- Church: Catholic Church
- Archdiocese: Tours
- Appointed: 13 August 1981
- Term ended: 22 July 1997
- Predecessor: Louis Henri Marie Ferrand
- Successor: Michel Paul Marie Moutel
- Other post: Cardinal-Priest of Santa Maria della Salute a Primavalle
- Previous post: Bishop of Evreux (1972-1981);

Orders
- Ordination: 29 June 1943
- Consecration: 17 December 1972 by Paul Joseph Marie Gouyon
- Created cardinal: 21 February 2001 by John Paul II
- Rank: Cardinal-Priest

Personal details
- Born: Jean Marcel Honoré 13 August 1920 Saint-Brice-en-Coglès, France
- Died: 28 February 2013 (aged 92) Tours
- Denomination: Catholic
- Motto: cor ad cor loquitur
- Coat of arms: Jean Marcel Honoré's coat of arms

= Jean Honoré =

Jean Marcel Honoré (13 August 1920 – 28 February 2013) was a cardinal of the Roman Catholic Church and a former archbishop of Tours. He was born in Saint-Brice-en-Coglès.

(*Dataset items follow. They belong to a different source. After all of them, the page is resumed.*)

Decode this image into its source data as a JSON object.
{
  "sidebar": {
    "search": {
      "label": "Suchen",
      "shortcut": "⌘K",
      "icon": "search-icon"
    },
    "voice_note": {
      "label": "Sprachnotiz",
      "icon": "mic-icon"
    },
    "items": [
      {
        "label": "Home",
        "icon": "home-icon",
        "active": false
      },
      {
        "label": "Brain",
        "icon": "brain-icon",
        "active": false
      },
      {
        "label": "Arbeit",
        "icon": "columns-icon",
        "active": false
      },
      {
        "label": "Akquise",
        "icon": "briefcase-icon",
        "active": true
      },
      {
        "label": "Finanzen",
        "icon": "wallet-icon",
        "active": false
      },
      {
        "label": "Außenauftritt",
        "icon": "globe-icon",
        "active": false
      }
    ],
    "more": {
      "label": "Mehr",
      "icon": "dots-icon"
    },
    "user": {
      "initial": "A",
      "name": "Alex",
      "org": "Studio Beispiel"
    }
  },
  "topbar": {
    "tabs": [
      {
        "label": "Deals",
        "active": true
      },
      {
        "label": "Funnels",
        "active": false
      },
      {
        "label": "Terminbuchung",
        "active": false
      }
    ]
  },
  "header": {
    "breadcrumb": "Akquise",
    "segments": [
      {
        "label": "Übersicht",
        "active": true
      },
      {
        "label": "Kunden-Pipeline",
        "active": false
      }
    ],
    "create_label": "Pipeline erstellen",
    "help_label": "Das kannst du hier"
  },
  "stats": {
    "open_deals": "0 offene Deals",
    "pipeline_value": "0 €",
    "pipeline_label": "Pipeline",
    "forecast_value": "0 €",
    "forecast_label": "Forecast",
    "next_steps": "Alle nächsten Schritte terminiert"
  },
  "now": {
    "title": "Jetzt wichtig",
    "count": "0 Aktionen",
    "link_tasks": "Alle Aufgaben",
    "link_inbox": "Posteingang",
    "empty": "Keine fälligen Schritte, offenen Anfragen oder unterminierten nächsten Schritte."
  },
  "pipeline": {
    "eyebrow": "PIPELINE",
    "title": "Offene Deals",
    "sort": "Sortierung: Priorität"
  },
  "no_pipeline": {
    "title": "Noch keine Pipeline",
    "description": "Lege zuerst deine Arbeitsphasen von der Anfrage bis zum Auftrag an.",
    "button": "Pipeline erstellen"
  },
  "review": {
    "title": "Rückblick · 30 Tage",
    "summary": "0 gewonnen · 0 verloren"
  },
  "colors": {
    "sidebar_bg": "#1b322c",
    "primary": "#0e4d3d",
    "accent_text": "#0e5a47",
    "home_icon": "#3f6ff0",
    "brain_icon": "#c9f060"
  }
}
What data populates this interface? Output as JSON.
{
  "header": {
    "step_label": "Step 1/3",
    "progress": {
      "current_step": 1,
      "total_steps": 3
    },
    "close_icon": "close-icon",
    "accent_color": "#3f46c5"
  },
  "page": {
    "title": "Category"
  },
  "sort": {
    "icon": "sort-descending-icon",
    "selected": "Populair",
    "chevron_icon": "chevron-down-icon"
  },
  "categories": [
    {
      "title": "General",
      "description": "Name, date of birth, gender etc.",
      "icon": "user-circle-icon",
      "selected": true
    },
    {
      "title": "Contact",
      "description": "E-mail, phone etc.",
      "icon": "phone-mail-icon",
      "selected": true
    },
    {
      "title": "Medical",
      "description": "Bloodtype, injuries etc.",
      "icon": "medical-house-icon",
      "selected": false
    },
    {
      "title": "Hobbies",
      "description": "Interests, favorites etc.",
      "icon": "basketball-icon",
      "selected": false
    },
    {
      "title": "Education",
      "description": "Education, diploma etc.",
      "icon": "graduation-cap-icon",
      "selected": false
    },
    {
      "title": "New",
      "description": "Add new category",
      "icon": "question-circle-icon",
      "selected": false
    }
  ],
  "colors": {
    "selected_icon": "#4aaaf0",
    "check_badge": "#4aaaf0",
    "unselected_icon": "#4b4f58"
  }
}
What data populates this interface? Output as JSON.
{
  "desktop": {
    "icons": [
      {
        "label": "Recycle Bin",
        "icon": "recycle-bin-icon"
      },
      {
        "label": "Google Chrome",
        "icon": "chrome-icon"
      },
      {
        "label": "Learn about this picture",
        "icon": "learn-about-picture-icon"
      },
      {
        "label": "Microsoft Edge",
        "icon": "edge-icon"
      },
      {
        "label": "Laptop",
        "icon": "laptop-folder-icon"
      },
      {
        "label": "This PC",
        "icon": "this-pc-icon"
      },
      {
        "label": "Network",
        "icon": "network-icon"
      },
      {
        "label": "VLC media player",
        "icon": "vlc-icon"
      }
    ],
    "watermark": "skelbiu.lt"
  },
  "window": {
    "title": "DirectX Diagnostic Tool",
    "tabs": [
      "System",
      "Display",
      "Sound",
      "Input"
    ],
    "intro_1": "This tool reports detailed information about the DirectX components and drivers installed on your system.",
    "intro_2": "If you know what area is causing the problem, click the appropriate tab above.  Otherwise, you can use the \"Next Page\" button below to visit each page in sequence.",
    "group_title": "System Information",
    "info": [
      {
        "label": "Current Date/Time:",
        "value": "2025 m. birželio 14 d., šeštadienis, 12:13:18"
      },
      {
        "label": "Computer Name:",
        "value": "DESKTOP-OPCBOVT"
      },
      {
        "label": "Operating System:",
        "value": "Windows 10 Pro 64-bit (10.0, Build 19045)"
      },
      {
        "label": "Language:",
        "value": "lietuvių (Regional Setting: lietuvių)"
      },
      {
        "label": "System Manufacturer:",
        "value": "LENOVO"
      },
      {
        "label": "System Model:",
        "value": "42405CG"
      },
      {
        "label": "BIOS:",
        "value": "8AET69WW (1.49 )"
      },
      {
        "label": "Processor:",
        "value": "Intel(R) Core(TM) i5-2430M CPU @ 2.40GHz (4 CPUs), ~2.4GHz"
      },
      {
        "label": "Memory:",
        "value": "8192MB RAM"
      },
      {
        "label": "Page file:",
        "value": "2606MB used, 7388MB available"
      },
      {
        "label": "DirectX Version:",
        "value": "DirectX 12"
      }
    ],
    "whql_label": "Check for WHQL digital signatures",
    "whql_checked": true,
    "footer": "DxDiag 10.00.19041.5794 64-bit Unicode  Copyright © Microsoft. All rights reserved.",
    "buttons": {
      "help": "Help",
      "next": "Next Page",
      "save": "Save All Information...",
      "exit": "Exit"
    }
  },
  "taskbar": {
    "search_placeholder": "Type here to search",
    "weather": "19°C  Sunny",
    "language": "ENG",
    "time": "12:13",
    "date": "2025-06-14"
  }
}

He was ordained on 29 June 1943 after studying at the seminary in Rennes, and from 1958 to 1964 was secretary general of the National Commission for Religious Education and director of the National Centre of Religious Teaching. He was made Bishop of Évreux in 1972 and Archbishop of Tours in 1981. Honoré was known as a specialist in the works of Cardinal Newman.

In 1990, Honoré recognized the Little Sisters Disciples of the Lamb as a public association of the Christian faithful. He went on to promote the group's cause in Rome.

Honoré retired as Archbishop of Tours in 1997 at the age of 76. Honoré was created cardinal by Pope John Paul II in 2001. Honoré died on 28 February 2013.